Java Version: oracle-java8
ElasticSearch: 2.3.3 and 2.3.4 both same.

I can also provide my logs if you want but there is no clue as I understand it.

cluster.name: Alpha
node.name: Vulcan
network.host: _eth0_ #tried 0.0.0.0 too. eth0 is a local ip address like 10.0.0.4 or 192.168.0.4 assigned by the nic.
network.publish_host: myes1.westeurope.cloudapp.azure.com # I have to use this parameter when my nodes are not under the same network, but setting this variable creates the problem I explained.
discovery.zen.ping.unicast.hosts: ["myes1.westeurope.com","myes2.westeurope.cloudapp.azure.com","myes3.westeurope.cloudapp.azure.com"]
discovery.zen.minimum_master_nodes: 2
#Paths
path:
  logs: /var/log/elasticsearch
  data: /var/data/elasticsearch

For all intends and purposes you are creating a cluster that spans multiple datacenters, this is not a configuration we support:

Even if all of the VM's are on the same region they will have to reach out to eachother over the internet. The network link for internal communication is vital to elasticsearch's stability.

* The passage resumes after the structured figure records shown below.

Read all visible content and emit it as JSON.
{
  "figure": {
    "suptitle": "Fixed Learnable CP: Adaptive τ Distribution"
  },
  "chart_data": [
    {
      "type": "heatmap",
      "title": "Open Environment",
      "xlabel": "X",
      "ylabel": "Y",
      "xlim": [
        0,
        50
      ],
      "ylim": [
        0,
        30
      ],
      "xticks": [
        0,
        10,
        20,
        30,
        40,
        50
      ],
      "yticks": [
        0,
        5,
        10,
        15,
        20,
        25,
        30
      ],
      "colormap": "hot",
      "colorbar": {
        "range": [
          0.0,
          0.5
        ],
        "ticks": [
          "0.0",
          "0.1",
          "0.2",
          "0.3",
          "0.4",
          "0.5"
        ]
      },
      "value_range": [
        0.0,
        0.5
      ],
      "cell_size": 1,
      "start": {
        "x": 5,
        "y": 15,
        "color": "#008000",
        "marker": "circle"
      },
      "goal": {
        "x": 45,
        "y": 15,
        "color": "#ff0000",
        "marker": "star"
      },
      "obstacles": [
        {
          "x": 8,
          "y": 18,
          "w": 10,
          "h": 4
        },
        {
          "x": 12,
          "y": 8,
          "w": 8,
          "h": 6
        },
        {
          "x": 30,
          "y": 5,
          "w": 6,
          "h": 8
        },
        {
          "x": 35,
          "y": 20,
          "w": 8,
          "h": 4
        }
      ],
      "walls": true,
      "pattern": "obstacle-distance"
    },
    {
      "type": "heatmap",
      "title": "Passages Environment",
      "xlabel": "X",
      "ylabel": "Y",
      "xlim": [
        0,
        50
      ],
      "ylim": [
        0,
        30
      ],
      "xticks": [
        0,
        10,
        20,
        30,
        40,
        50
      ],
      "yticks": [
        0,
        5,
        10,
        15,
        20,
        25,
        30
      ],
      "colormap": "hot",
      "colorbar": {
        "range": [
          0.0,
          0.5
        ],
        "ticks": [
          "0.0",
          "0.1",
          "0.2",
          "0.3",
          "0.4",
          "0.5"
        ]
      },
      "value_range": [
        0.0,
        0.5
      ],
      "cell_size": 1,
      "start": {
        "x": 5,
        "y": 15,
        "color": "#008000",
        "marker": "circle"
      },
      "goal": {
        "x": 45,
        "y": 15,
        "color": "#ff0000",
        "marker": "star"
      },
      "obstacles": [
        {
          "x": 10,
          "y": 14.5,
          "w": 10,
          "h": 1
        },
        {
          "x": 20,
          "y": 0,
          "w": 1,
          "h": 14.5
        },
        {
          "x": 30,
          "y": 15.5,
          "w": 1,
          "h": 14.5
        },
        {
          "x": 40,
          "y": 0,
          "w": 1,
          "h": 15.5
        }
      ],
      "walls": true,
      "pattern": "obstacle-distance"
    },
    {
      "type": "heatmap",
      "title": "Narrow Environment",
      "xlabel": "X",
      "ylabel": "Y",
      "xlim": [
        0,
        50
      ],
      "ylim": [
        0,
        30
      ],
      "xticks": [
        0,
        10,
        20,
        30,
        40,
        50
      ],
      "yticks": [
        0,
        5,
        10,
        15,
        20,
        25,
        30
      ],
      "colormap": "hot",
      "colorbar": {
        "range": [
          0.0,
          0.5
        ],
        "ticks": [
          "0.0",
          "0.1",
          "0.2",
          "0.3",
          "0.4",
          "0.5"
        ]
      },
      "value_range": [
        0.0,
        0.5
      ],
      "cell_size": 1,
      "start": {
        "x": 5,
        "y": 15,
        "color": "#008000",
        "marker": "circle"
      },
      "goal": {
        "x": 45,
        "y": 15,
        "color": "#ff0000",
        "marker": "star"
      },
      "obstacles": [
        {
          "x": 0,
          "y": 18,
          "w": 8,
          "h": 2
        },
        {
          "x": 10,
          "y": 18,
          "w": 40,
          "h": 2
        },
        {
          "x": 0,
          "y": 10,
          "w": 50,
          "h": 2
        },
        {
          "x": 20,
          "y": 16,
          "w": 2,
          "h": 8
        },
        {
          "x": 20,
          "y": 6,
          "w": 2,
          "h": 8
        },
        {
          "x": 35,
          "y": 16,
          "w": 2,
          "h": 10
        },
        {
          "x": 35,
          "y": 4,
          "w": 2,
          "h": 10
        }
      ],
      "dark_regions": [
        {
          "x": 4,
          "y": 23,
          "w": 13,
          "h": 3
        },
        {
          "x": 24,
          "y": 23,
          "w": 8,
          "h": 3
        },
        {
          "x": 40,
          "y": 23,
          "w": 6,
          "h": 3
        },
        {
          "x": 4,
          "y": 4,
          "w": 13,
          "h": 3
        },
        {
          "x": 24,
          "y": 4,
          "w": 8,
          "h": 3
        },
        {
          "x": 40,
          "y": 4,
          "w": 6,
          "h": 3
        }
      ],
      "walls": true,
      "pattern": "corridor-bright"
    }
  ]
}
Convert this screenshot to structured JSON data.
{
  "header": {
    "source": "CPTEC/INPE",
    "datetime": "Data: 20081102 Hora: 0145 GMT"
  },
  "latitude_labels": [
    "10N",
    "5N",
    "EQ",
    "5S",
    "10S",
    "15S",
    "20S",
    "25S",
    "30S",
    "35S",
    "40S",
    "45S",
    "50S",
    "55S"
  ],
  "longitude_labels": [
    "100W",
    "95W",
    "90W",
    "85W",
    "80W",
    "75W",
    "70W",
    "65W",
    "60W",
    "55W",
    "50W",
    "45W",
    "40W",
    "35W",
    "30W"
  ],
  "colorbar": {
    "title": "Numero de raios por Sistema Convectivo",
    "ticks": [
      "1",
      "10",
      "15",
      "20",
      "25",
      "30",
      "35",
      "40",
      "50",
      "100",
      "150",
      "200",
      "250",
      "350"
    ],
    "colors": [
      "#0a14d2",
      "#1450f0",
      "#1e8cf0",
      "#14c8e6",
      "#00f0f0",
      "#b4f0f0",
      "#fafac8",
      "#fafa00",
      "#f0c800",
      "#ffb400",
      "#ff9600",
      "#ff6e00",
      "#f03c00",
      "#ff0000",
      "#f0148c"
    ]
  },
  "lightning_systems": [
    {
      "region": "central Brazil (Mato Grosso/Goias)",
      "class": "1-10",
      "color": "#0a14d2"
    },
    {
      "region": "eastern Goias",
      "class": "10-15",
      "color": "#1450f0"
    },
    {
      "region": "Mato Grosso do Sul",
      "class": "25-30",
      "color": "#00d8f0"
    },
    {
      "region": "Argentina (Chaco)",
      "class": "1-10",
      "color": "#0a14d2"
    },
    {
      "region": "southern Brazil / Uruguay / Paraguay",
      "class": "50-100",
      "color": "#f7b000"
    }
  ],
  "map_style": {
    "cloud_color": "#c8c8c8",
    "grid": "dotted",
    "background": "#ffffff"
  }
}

Have a look at our azure marketplace offering:

https://azure.microsoft.com/en-us/marketplace/partners/elastic/elasticsearchelasticsearch/

It allows you to deploy Elasticsearch in all sorts of desired topologies. A 3 node elasticsearch cluster where the nodes are both master eligable and hold data is possible. You can also opt out of the Kibana VM if you do not need it.

Hi,
Thanks for your reply. I read that blog entry and it helped me to understand the situation finally. I spent a lot of time on this issue. But the note I read confused me a bit:
(Note: On AWS, running a cluster across availability zones within a single region is supported as Amazon provides consistent high bandwidth and low latency.)
I am using Azure VM's in the same region/location, which is West Europe for my cluster. What is the reason behind of this? I also considered using Virtual Network Gateway (included in Azure) and Docker Overlay Network, but they are expensive. Is there any other possible solution except using same subscription? I need to use different subscriptions because of my monthly credit quota.